RUSH: Andrew in Evansville, Indiana, hello, sir. Welcome to the EIB Network.
CALLER: Hi, Rush. It’s good to be on. Thank you.
RUSH: You bet.
CALLER: I had an idea I wanted to run by you and see what you think about this. You’ve had some experience with out of control prosecutors. What if the state started passing laws that punished prosecutors, put them in legal jeopardy for frivolous or political prosecution? Why couldn’t we do something like that, because they’re out of control all over this country. Look at Spitzer up in New York. I forget the guy’s name down in Kentucky, but he’s suing the governor down there. It’s getting to the point where, you know, for the left the prosecutors are like the new court system. You know, they get in there and they can sue the governor. They can sue everybody they want.
RUSH: No, the prosecutors are the new political system, is what you mean.
CALLER: Yeah.
CALLER: But the problem is, it’s such an un-level playing field, because you may wage a media war and win, but all you’ve done there is–
RUSH: Let me tell you something. Wait a second. I was going to elaborate on this. I hate to tell you this, but it never has been a level playing field. What’s changing now is that policy is being criminalized, but in terms of a legal playing field, it never has been.
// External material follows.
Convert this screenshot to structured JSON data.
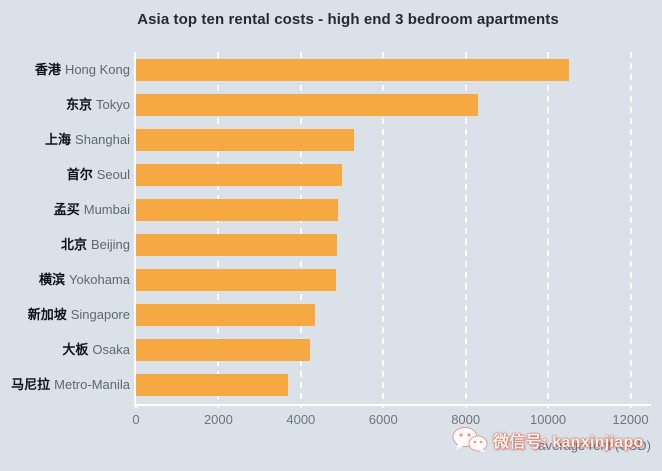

It is why, in our founding documents, particularly in our legal system, it quite clearly stipulates that one is “innocent until proven guilty,” and the reason that’s thrown in is because everybody — I don’t care who you are, ask yourself. Go back to any big case in your day and remember it, and the minute you heard that X was charged with what, your first inclination was, “Guilty.” Folks, it’s just in our DNA. It’s the way human nature is. “O.J.? Gotta be guilty. Michael Jackson? Got to be guilty. Tom DeLay? Gotta be guilty.” Why would the prosecutors mess around? Prosecutors are good people. They are law enforcement, and they’re enforcing our laws, and keeping bad people away from us — and so they charge somebody, you’re guilty. So what’s happened is most people have to set out to prove their defense, prove their innocence. It’s up to the prosecution to prove their case, and these guys… look at Ronnie Earle. If they want they can charge you with anything without there even being any evidence, and they get their mug shot of you, and your fingerprints and so forth, and you still have to go in, and when you’re acquitted, you still have the mug shot.
They want it again! They want to relive it, and so this is the excellent chance, and Iraq provides the same opportunity for Vietnam, and if they have to politicize policy differences again to do it, they will do it. I don’t mean to be negative about this. I’m trying to be realistic. I’m going to ask some people with genuine legal expertise. I have done so in fact, not very intensely, but I have asked when this DeLay thing came up, I’ve asked some people and I’ve pretty much gotten the answers that I’ve shared with you, there’s just not a whole lot you can do. There really isn’t. Your day comes in court if you ever get charged with something, and that’s where Rove and Libby and whoever else, and we don’t know whoever, if anybody else, if anybody at all. So it’s difficult, you know, not to jump the gun here because — and, by the way, one more thing to you. I have not lost faith here, but I can’t come behind the Golden EIB Microphone here and pretend that this stuff isn’t going on, and act like it isn’t going on. That would be phony optimism, avoiding reality. I’ve got to talk about this stuff, and within the context that it’s out there. But we should keep our cool, as I am, and see what happens down the road. It’s supposed to happen this week if all these leaks true, and once we know something firm then it’ll be much easier to address this, particularly as it plays out in the future.